The Ex-Taleban on the High Peace Council: A renewed role for the Khuddam ul-Furqan?
AAN’s latest discussion paper by Thomas Ruttig provides a first analysis of the former Taleban members on the newly-established Afghan High Peace Council (HPC), of what their possible role may be in this body, their political and historical background as well as the development of their positions vis-à-vis a possible process of negotiations.
An analysis of the 70 HPC members reveals that 53 of them formerly belonged or currently are linked to political groups that were armed factions involved in the civil wars of the 1980-90s. Twelve members of the HPC held positions in the Taleban Emirate’s government between 1996 and 2001.

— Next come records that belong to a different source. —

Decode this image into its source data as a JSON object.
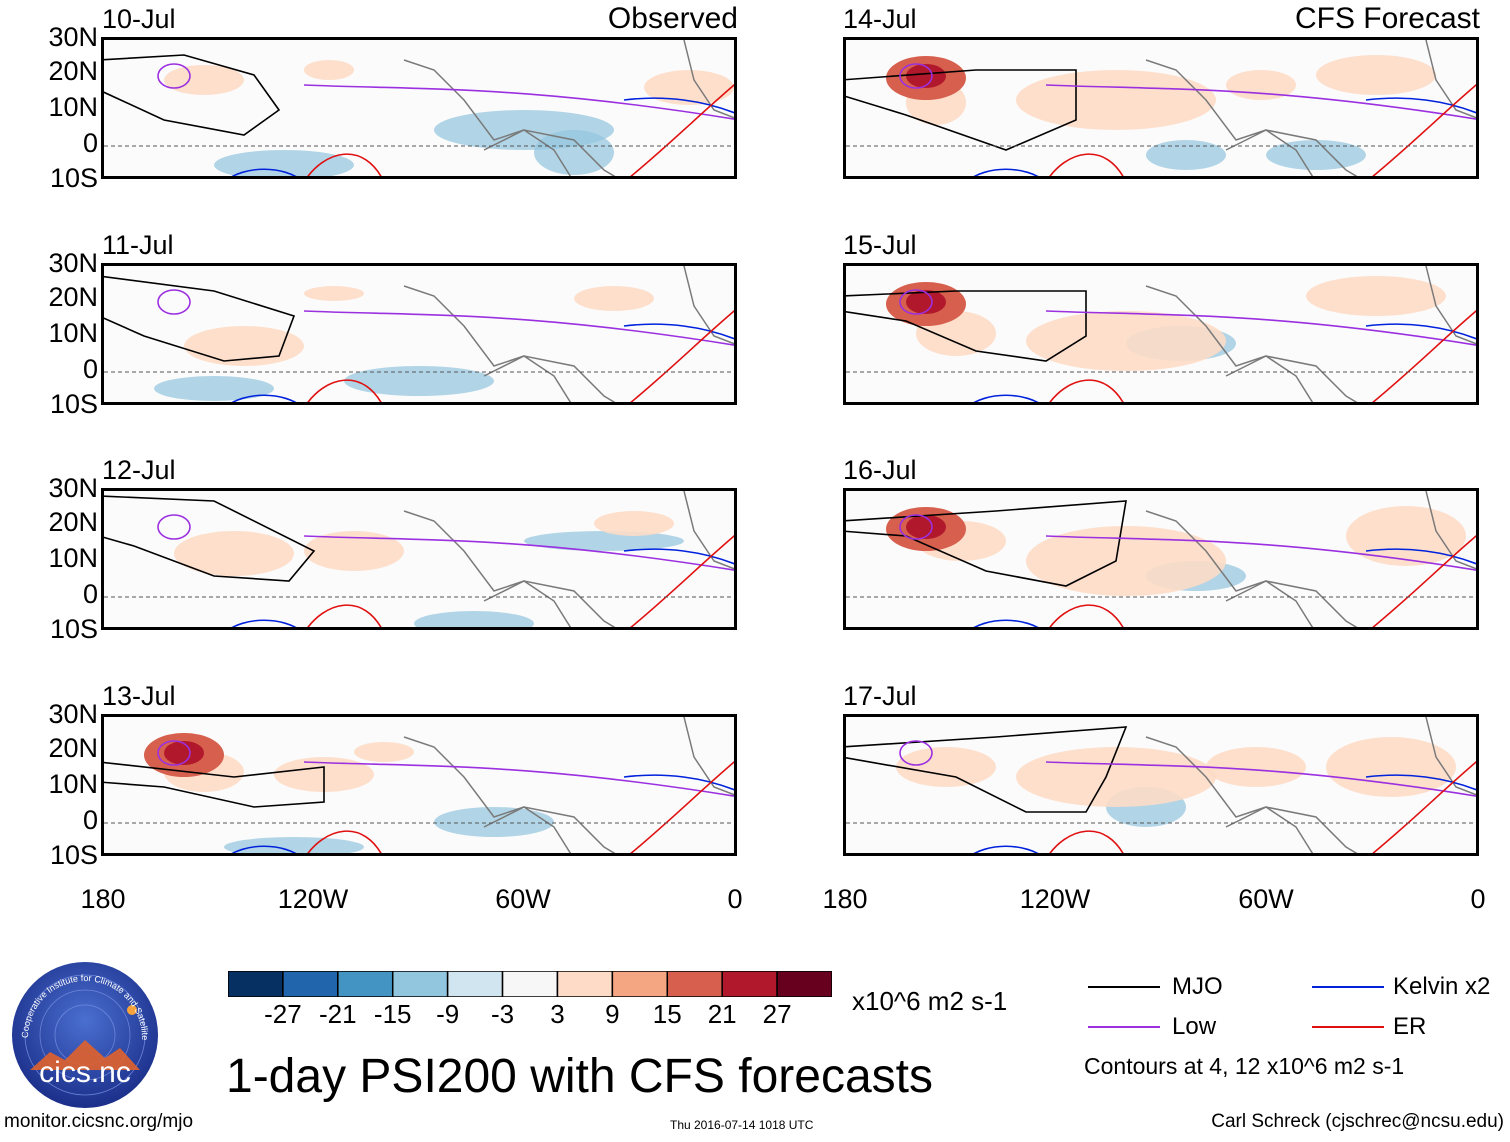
{
  "header": {
    "observed_label": "Observed",
    "forecast_label": "CFS Forecast"
  },
  "panels": {
    "observed": [
      "10-Jul",
      "11-Jul",
      "12-Jul",
      "13-Jul"
    ],
    "forecast": [
      "14-Jul",
      "15-Jul",
      "16-Jul",
      "17-Jul"
    ]
  },
  "axes": {
    "lat_labels": [
      "30N",
      "20N",
      "10N",
      "0",
      "10S"
    ],
    "lon_labels": [
      "180",
      "120W",
      "60W",
      "0"
    ]
  },
  "colorbar": {
    "values": [
      "-27",
      "-21",
      "-15",
      "-9",
      "-3",
      "3",
      "9",
      "15",
      "21",
      "27"
    ],
    "colors": [
      "#053061",
      "#2166ac",
      "#4393c3",
      "#92c5de",
      "#d1e5f0",
      "#f7f7f7",
      "#fddbc7",
      "#f4a582",
      "#d6604d",
      "#b2182b",
      "#67001f"
    ],
    "units": "x10^6 m2 s-1"
  },
  "legend": {
    "mjo": "MJO",
    "low": "Low",
    "kelvin": "Kelvin x2",
    "er": "ER",
    "contours_note": "Contours at 4, 12 x10^6 m2 s-1",
    "colors": {
      "mjo": "#000000",
      "low": "#9b30e0",
      "kelvin": "#0022dd",
      "er": "#e01010"
    }
  },
  "logo": {
    "text": "cics.nc",
    "ring_text": "Cooperative Institute for Climate and Satellites"
  },
  "footer": {
    "title": "1-day PSI200 with CFS forecasts",
    "url": "monitor.cicsnc.org/mjo",
    "timestamp": "Thu 2016-07-14 1018 UTC",
    "author": "Carl Schreck (cjschrec@ncsu.edu)"
  }
}
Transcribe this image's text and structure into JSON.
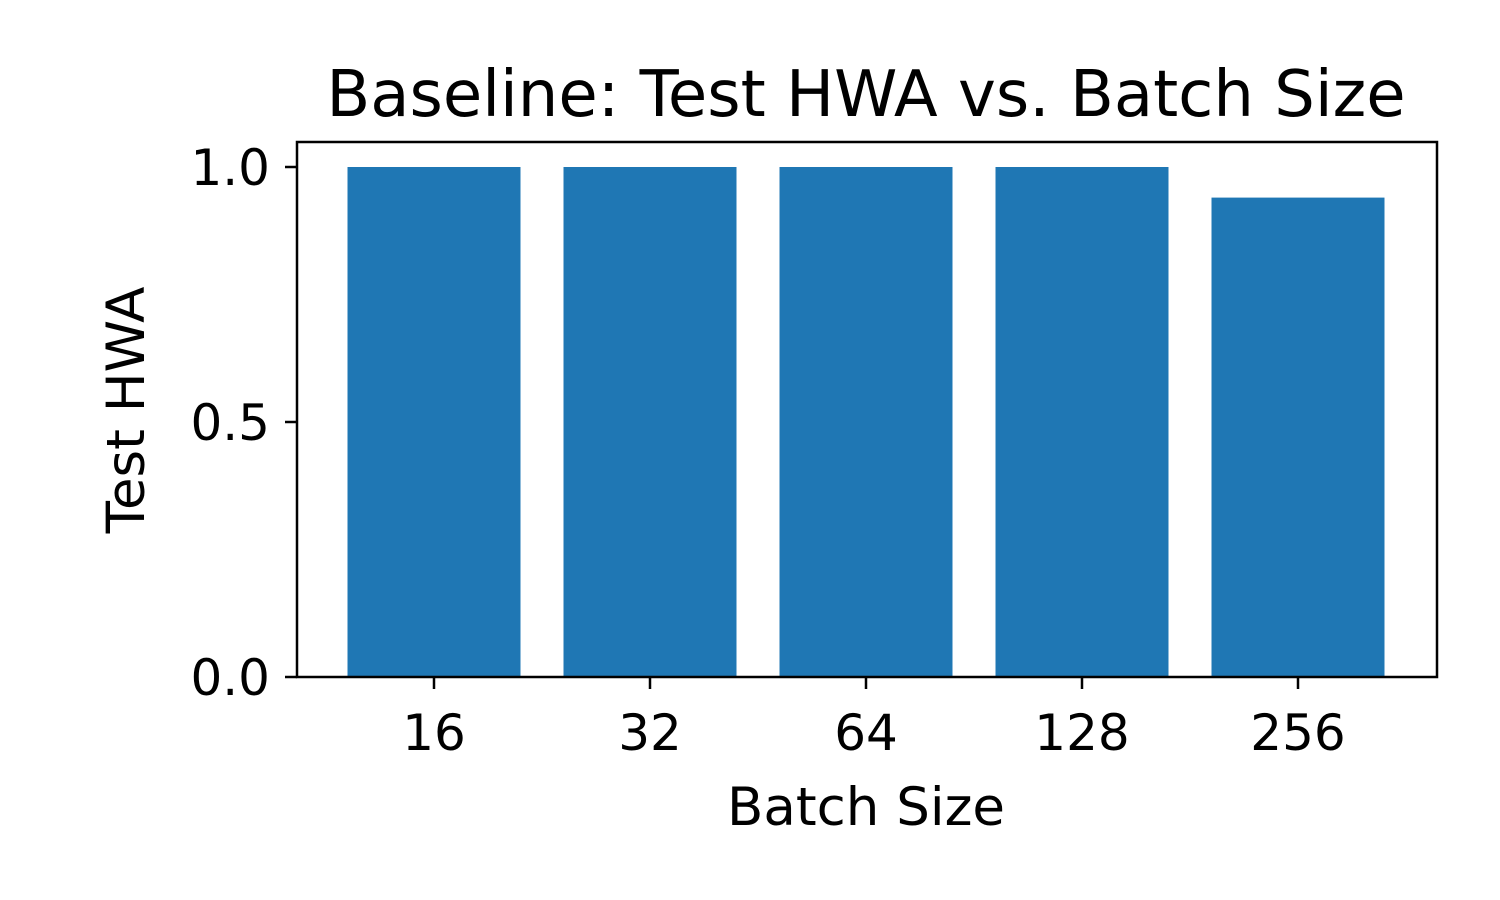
{
  "chart_data": {
    "type": "bar",
    "title": "Baseline: Test HWA vs. Batch Size",
    "xlabel": "Batch Size",
    "ylabel": "Test HWA",
    "categories": [
      "16",
      "32",
      "64",
      "128",
      "256"
    ],
    "values": [
      1.0,
      1.0,
      1.0,
      1.0,
      0.94
    ],
    "ylim": [
      0,
      1.05
    ],
    "yticks": [
      "0.0",
      "0.5",
      "1.0"
    ],
    "grid": false,
    "bar_color": "#1f77b4"
  }
}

Within the dozen or so former Taleban on the HPC, a group of four to six individuals is the most interesting one. It is rooted in the Khuddam ul-Furqan(KhF), an Islamist group already founded in the 1960s, long before the emergence of the Taleban movement to which it later contributed. This long political history gives its members strong political cohesion and contributed to the formulation of a distinct position vis-à-vis a possible peace process that not many other similar groups have developed. Members of this group have already attempted to obtain a role as pioneer thinkers on peace and reconciliation-related issues, from the angle of their former Taleban membership.
In mid-2008, the group launched a 7-point plan under the self-explanatory title ‘Sola gam pe gam’ (Peace Step by Step) and distributed it among major actors in Kabul. Its members indicated that this proposal had been discussed with or even approved by the Taleban leadership. Although it did not come to bear at that time, it influenced thinking about an approach to possible negotiations with the Taleban at least amongst elements of the Afghan government. Members of the group have resumed presenting these ideas to the public after their appointment to the HPC, in particular with respect to confidence-building measures.
The KhF group on the HPC might prove to become a meaningful channel for eventual contacts or negotiations with the Taleban. But it remains to be seen whether it will be able to reach out to the Mansur network within the larger Taleban movement, or even to its leadership in the ‘Quetta shura’.